Investing.com - Die letzten Tage haben den US-Bankensektor (NASDAQ:KBWB) ordentlich durchgeschüttelt. Der Kollaps der SVB (NASDAQ:SIVB) hat für heftige Turbulenzen gesorgt und die Märkte haben ihre Zinserwartungen in Windeseile angepasst. Während noch vor wenigen Tagen Zinserhöhungen als wahrscheinlich galten, wurden zum Wochenauftakt bereits wieder Zinssenkungen diskutiert. Doch wie realistisch ist ein derartiges Szenario tatsächlich? Und welche Faktoren müssen erfüllt sein, damit die Fed tatsächlich eine Senkung beschließt? Mit diesen Fragen hat sich nun Jim Reid, Research-Stratege bei der Deutschen Bank (ETR:DBKGn), beschäftigt:
Zu einem bestimmten Zeitpunkt gestern preisten die Futures-Märkte drei Zinssenkungen der Fed um jeweils 25 Basispunkte im Jahr 2023 ein. Bis heute Morgen hat der Markt einen Großteil davon wieder ausgepreist. Der Verbraucherpreisindex hat dem ganzen Prozess noch einen zusätzlichen Schub gegeben.

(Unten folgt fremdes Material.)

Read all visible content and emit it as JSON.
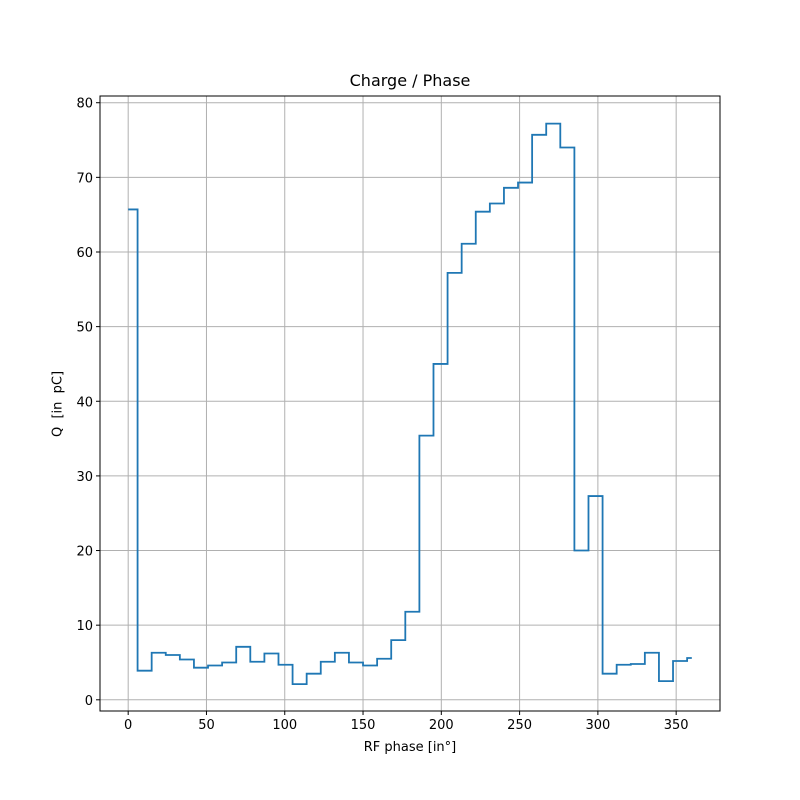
{
  "chart_data": {
    "type": "line",
    "style": "step",
    "title": "Charge / Phase",
    "xlabel": "RF phase [in°]",
    "ylabel": "Q  [in  pC]",
    "xlim": [
      -18,
      378
    ],
    "ylim": [
      -1.5,
      80.9
    ],
    "xticks": [
      0,
      50,
      100,
      150,
      200,
      250,
      300,
      350
    ],
    "yticks": [
      0,
      10,
      20,
      30,
      40,
      50,
      60,
      70,
      80
    ],
    "grid": true,
    "line_color": "#1f77b4",
    "series": [
      {
        "name": "Q",
        "x": [
          0,
          6,
          15,
          24,
          33,
          42,
          51,
          60,
          69,
          78,
          87,
          96,
          105,
          114,
          123,
          132,
          141,
          150,
          159,
          168,
          177,
          186,
          195,
          204,
          213,
          222,
          231,
          240,
          249,
          258,
          267,
          276,
          285,
          294,
          303,
          312,
          321,
          330,
          339,
          348,
          357,
          360
        ],
        "values": [
          65.7,
          3.9,
          6.3,
          6.0,
          5.4,
          4.3,
          4.6,
          5.0,
          7.1,
          5.1,
          6.2,
          4.7,
          2.1,
          3.5,
          5.1,
          6.3,
          5.0,
          4.6,
          5.5,
          8.0,
          11.8,
          35.4,
          45.0,
          57.2,
          61.1,
          65.4,
          66.5,
          68.6,
          69.3,
          75.7,
          77.2,
          74.0,
          20.0,
          27.3,
          3.5,
          4.7,
          4.8,
          6.3,
          2.5,
          5.2,
          5.6,
          5.6
        ]
      }
    ]
  }
}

Die Dinge können sich rasend schnell ändern, wie wir gesehen haben, aber wie realistisch sind baldige Senkungen angesichts der derzeitigen wirtschaftlichen Bedingungen?

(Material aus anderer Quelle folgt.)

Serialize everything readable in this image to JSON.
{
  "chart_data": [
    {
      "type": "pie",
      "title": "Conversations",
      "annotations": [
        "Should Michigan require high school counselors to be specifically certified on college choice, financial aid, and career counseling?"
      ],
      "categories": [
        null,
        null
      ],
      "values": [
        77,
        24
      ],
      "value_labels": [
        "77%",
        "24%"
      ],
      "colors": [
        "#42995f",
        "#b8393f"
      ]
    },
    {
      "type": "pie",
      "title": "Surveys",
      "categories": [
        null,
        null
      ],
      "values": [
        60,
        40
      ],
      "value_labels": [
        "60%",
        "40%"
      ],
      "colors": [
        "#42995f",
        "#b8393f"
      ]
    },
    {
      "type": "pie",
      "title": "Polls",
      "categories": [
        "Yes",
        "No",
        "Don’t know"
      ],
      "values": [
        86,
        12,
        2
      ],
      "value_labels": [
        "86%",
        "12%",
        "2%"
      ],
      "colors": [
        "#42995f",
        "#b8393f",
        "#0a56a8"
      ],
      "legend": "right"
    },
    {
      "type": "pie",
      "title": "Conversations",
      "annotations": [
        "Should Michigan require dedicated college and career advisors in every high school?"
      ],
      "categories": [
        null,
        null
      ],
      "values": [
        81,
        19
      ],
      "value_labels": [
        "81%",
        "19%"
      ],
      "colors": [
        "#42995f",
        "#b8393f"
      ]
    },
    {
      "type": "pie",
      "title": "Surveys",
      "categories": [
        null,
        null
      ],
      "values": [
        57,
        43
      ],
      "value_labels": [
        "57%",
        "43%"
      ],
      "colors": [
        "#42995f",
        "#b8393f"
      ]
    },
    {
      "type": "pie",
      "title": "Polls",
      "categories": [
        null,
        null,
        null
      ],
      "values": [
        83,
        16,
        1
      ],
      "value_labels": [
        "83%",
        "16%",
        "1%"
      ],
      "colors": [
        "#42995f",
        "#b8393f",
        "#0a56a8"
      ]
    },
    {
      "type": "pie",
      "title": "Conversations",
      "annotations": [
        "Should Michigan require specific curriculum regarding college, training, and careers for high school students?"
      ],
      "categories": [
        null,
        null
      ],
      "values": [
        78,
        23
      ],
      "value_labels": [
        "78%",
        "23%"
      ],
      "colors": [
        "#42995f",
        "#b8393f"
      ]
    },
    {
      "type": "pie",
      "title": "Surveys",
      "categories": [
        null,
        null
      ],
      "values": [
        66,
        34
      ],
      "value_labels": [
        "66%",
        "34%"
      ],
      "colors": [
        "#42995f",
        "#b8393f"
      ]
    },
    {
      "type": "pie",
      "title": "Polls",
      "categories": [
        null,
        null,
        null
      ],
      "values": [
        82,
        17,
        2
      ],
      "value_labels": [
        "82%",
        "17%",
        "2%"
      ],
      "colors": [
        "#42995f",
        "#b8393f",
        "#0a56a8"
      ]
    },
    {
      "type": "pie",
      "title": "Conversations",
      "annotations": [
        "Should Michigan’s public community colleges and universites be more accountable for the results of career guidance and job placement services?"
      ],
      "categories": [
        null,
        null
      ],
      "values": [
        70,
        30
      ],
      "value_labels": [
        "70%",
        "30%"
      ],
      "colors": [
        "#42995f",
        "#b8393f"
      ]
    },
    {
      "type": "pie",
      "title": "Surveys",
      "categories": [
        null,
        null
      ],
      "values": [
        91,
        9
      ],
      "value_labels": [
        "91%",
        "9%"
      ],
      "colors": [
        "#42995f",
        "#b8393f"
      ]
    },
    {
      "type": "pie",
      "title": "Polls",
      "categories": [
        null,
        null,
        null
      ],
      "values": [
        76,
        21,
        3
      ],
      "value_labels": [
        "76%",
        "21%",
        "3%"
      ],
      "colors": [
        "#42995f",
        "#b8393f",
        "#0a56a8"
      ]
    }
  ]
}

Um das zu beantworten, haben wir uns angeschaut, wo die Kerninflation und die Arbeitslosigkeit in den USA zum Zeitpunkt der ersten Zinssenkung in jedem Zyklus der letzten 70 Jahre lagen.
Die Fed hat schon einmal die Zinssätze gesenkt, als die Kernrate der Verbraucherpreise über dem aktuellen Niveau lag, allerdings nur in den 1970er/Anfang der 1980er Jahre. Jedoch hat sie die Zinsen noch nie gesenkt, wenn die Arbeitslosigkeit so niedrig ist, wie derzeit. Zusammengenommen wäre das also ein extremer Zeitpunkt für den Beginn eines Zinssenkungszyklus, es sei denn, diese beiden Variablen ändern sich.

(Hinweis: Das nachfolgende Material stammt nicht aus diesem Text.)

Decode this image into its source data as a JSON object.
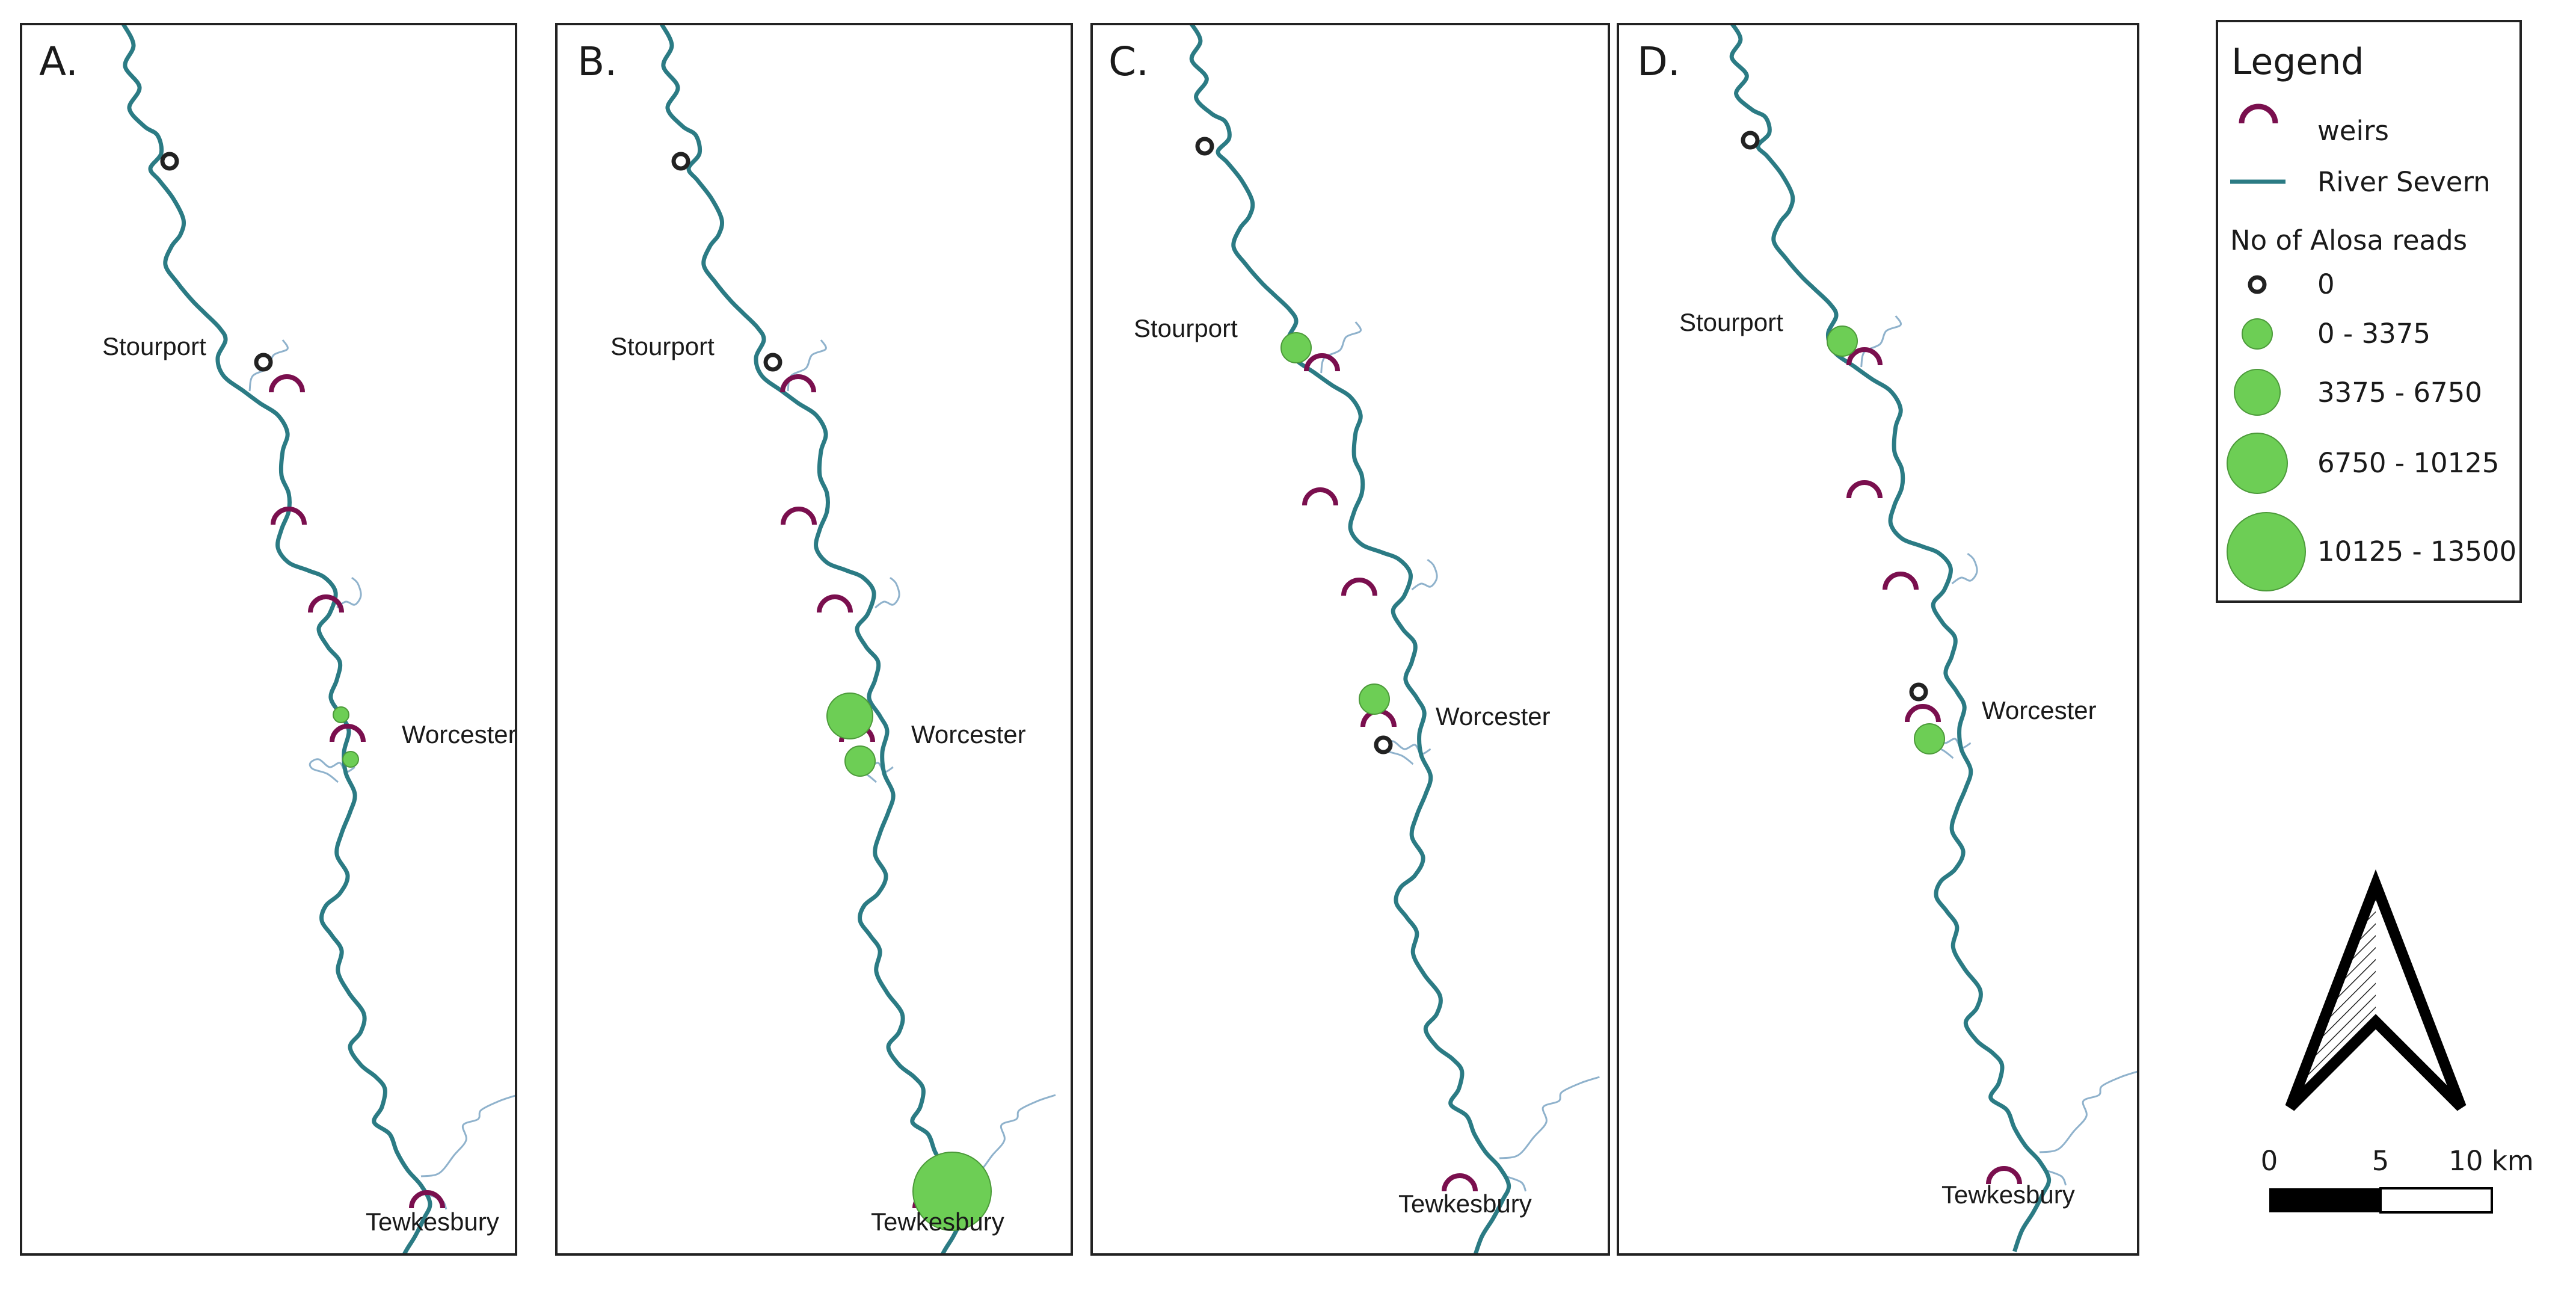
{
  "panels": [
    {
      "label": "A.",
      "places": [
        "Stourport",
        "Worcester",
        "Tewkesbury"
      ]
    },
    {
      "label": "B.",
      "places": [
        "Stourport",
        "Worcester",
        "Tewkesbury"
      ]
    },
    {
      "label": "C.",
      "places": [
        "Stourport",
        "Worcester",
        "Tewkesbury"
      ]
    },
    {
      "label": "D.",
      "places": [
        "Stourport",
        "Worcester",
        "Tewkesbury"
      ]
    }
  ],
  "legend": {
    "title": "Legend",
    "weirs_label": "weirs",
    "river_label": "River Severn",
    "reads_title": "No of Alosa reads",
    "classes": [
      "0",
      "0 - 3375",
      "3375 - 6750",
      "6750 - 10125",
      "10125 - 13500"
    ]
  },
  "scalebar": {
    "ticks": [
      "0",
      "5",
      "10 km"
    ]
  },
  "colors": {
    "river": "#2b7b84",
    "tributary": "#8fb2cc",
    "weir": "#7a0f4e",
    "circle_fill": "#6dce55",
    "circle_stroke": "#4c9a3a",
    "zero_marker": "#222222"
  }
}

Zugegeben, wir gehen seit langem von einer Rezession in den USA im zweiten Halbjahr 2023 aus. Dass die Fed dann die Zinsen senken wird, leuchtet ein, denn zu diesem Zeitpunkt dürfte die Arbeitslosigkeit steigen und die Inflation zurückgegangen sein.
Mit der Abbildung soll daher vielmehr zum Ausdruck gebracht werden, dass wir wohl zunächst einmal handfeste Indizien dafür brauchen, dass die Arbeitslosenquote gedreht hat oder zumindest kurz davor steht, oder dass die Inflation in der Nähe des Zielwerts liegt, bevor wir über Zinssenkungen sprechen können. Natürlich könnten die Marktturbulenzen in den nächsten 5 bis 6 Tagen vor der FOMC-Sitzung die Fed davon überzeugen, dass dies bald der Fall sein wird, aber das Schaubild macht deutlich, in welchem Makro-Dilemma sich die Fed befindet.